Esta campanha mediática começa a ser vista por aquilo que é: uma palhaçada imoral. Uma difamação em grande escala. Mas o mais grave não está na campanha em si, pois grande parte dela, como todas as campanhas, é movida pelo dinheiro. O que me parece particularmente grave, em tudo isto, é a sanha com que as notícias são lidas e difundidas. Há muita gente que reage indignada (mesmo que secretamente feliz) a estes escândalos, porque é uma oportunidade imperdível para manifestar um ódio profundo à Igreja Católica.
Os críticos da praxe dirão que estou a exagerar, e a fazer dos católicos as vítimas. Sejamos claros: há aqui dois tipos de vítimas: as dos abusos sexuais e as de difamação. Certamente que é um crime muitíssimo mais grave o de abuso sexual, quando comparado com o de difamação. Mas esta justa comparação não nos deve impedir a nós, católicos, de dizermos "basta!" a esta campanha infame.
É que o ódio anticatólico existe e é bem real. Basta ler, por exemplo, os recentes "posts" de um conhecido blogue nacional, onde pululam corifeus da tribo anticatólica, tribo essa que não tem dado descanso ao teclado nos últimos dias, certamente com um sorriso na cara (sorriso esse que a Internet, felizmente para eles, esconde com eficácia).
Toda esta gente sempre odiou a Igreja Católica. Não a odeiam por causa dos seus rituais, por causa da (treta) da suposta incompatibilidade da religião com a Ciência, não a odeiam por causa de certos erros históricos do passado da Igreja, não a odeiam por causa da sua dimensão à escala global, e não a odeiam por causa do seu imenso trabalho planetário de assistência social.
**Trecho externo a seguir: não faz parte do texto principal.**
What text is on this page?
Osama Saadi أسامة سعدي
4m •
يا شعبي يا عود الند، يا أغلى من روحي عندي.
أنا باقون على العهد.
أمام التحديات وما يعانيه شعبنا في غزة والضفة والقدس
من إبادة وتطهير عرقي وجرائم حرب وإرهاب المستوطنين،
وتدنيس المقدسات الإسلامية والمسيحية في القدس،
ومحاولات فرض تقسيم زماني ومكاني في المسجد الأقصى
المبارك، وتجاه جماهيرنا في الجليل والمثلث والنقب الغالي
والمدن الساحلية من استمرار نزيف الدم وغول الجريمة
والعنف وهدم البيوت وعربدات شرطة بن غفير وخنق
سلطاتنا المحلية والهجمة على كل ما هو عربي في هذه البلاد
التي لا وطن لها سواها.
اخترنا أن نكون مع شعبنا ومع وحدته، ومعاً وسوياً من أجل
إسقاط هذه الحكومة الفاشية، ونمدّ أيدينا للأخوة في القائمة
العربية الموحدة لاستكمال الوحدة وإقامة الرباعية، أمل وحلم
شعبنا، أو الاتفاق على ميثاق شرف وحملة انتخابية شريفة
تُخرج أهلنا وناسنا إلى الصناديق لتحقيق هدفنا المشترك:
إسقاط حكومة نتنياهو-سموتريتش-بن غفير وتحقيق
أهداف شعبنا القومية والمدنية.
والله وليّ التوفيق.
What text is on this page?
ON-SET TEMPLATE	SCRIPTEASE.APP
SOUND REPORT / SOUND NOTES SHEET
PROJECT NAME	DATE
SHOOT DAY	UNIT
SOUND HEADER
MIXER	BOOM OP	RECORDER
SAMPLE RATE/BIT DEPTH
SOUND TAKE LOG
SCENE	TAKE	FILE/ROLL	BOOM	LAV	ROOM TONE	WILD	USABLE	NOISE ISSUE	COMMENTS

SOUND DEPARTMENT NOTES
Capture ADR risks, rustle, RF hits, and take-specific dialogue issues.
Odeiam-na por causa da sua mensagem moral. Sejamos claros: a moral da Igreja não é seguida por esta gente. É verdade que também muitos católicos não seguem a moral da Igreja (pelo menos em todos os pontos), mas ao menos estes sabem (ou deviam saber) que estão em erro quando não a seguem. Ora estes inimigos da Igreja defendem em voz alta uma vida plena de imoralidade (aborto, contracepção, homossexualidade, pornografia, eutanásia, entre outras aberrações). E a única voz, em todo o Mundo, que surge para os refutar é a da Igreja Católica. Ora isso deve ser muito irritante. O último baluarte contra a vitória final da imoralidade é a moral católica. É, então, o inimigo a abater.
O alvo é a moral da Igreja, a moral de Jesus Cristo.
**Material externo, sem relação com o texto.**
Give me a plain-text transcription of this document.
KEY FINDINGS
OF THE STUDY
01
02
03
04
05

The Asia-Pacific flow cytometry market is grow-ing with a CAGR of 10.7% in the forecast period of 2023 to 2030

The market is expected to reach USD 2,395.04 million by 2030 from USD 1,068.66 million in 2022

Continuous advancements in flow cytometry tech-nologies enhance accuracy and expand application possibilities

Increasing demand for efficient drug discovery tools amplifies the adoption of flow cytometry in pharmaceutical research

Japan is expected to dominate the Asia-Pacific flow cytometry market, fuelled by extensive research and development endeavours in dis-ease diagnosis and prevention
A estratégia é simples e clara: atacar o coração moral da Igreja. Acusá-la das piores imoralidades. E, nos dias de hoje, há duas imoralidades especialmente chocantes (e ainda bem) para a opinião pública: o anti-semitismo e o abuso de crianças. Por isso é que os casos contra Pio XII e contra Bento XVI têm tantos paralelos. Do mesmo modo que se procurou "assassinar moralmente" Pio XII, acusando-o de anti-semita e pró-nazi, para que atancando-o, se desfira um golpe forte à moral da Igreja, procura-se agora "assassinar moralmente" Bento XVI, acusando-o de cúmplice na ocultação de crimes, para que atacando-o, se desfira novo golpe forte à moral da Igreja.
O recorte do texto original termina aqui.